Forges de Zeebrugge
- Company type: Société anonyme
- Industry: Aerospace, defence
- Headquarters: Herstal, Belgium
- Area served: Worldwide
- Key people: Alain Quévrin (CEO)
- Products: Rocket system 70mm (2.75"), rocket, rocket launcher, firing control system
- Revenue: €21.7 million (2014)
- Number of employees: 70 (end 2015)
- Parent: Thales Group
- Website: www.fz.be

= Forges de Zeebrugge =

Belgian arms manufacturer

Forges de Zeebrugge (since 1 January 2017: Thales Belgium) is an arms manufacturer in based in Herstal, Belgium.

Forges de Zeebrugge was founded as a munitions factory between Zeebrugge and Zwankendamme, in the 1930s, as a subsidiary of Carcoke. During World War II, the site was taken over by German forces. Allied bombing, especially in July 1943, devastated the factory site; the original munitions factory was never rebuilt and later remediation of this site was difficult due to unexploded munitions.

The surviving FZ business changed focus to rocketry. In 1971, FZ bought the Fort d'Évegnée from Belgian Army, using it to store explosives.

Modern-day FZ is a subsidiary of Thales, and is a leading manufacturer of aircraft air-to-ground rocket system (70mm, 2.75") including rocket launcher (7, 12 and 19 tube), rockets and firing control system.
FZ rocket systems are qualified and in operational use on more than 300 platforms including Airbus Helicopters, AgustaWestland, Hindustan Aeronautics, BAE Systems, Embraer, General Dynamics, Hawker Beechcraft and other aircraft manufacturers. In 2011, FZ workers briefly went on strike, in response to a Belgian government reform of arms exports - which was triggered by FN exporting arms to Libya.
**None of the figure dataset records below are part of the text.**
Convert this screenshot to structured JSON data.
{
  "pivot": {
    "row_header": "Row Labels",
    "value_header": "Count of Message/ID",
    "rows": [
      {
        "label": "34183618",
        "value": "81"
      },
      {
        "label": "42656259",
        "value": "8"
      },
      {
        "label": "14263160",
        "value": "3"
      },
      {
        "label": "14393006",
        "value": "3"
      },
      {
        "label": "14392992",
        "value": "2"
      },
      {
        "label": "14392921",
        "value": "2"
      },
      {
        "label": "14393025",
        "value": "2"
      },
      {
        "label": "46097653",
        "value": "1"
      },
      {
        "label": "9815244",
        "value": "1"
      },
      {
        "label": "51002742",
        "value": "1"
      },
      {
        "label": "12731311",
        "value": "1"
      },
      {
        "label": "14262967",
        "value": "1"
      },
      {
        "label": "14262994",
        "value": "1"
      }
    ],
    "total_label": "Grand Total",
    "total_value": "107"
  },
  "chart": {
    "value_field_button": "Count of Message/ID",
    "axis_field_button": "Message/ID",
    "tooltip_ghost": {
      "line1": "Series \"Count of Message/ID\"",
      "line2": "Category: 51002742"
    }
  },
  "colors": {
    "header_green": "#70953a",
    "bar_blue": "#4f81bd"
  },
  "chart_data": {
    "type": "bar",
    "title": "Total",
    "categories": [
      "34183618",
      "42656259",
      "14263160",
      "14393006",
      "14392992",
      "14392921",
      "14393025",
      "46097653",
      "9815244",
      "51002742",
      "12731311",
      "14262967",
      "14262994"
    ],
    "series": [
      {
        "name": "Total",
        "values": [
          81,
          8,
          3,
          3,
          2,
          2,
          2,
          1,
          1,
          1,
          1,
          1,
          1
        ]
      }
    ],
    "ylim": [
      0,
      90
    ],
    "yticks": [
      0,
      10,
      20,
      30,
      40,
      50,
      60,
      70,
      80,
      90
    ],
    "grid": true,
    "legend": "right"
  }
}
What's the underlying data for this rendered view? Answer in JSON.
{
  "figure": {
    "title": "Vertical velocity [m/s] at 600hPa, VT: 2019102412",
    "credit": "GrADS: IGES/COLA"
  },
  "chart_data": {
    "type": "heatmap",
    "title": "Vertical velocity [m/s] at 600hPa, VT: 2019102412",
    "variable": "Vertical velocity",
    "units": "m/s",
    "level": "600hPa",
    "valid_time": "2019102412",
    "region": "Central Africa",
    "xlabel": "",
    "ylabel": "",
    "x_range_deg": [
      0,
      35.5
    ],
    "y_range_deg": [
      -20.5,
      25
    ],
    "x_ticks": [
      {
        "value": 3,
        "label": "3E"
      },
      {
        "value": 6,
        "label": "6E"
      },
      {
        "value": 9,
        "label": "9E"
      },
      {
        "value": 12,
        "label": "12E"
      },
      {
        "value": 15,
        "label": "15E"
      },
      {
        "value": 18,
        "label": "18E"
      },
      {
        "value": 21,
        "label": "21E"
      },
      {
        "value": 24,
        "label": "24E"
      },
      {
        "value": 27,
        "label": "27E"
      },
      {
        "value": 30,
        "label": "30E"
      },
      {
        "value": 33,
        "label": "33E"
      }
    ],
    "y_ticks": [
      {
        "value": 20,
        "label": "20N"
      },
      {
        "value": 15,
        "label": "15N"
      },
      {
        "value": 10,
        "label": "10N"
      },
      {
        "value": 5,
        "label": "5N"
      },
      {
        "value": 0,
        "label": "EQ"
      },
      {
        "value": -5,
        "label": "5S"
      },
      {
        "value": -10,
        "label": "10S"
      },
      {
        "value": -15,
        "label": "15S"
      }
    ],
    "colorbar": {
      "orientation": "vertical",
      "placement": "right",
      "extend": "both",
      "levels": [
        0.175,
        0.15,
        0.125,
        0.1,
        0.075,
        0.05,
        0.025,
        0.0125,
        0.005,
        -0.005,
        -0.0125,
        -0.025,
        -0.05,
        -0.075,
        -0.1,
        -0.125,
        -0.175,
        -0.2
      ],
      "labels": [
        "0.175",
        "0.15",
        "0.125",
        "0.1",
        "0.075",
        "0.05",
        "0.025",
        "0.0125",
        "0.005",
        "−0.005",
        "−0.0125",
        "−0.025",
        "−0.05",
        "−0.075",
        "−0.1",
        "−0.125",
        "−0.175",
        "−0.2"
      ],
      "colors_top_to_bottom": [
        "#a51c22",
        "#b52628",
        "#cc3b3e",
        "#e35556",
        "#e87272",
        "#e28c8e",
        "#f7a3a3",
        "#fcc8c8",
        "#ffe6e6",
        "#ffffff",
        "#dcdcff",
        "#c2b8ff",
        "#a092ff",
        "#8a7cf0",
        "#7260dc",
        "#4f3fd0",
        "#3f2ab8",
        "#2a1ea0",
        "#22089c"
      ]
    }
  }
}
In October 2015, FZ has successfully completed a test firing of its 70 mm laser-guided rocket (FZ275 LGR) from a Denel Rooivalk helicopter.
In December 2017, an Airbus Helicopters H145M helicopter successfully launched a 70mm Laser Guided Rockets (FZ275 LGR) during its firing campaign at the Älvdalen test range of the Swedish Defence Materiel Administration Flight test Centre.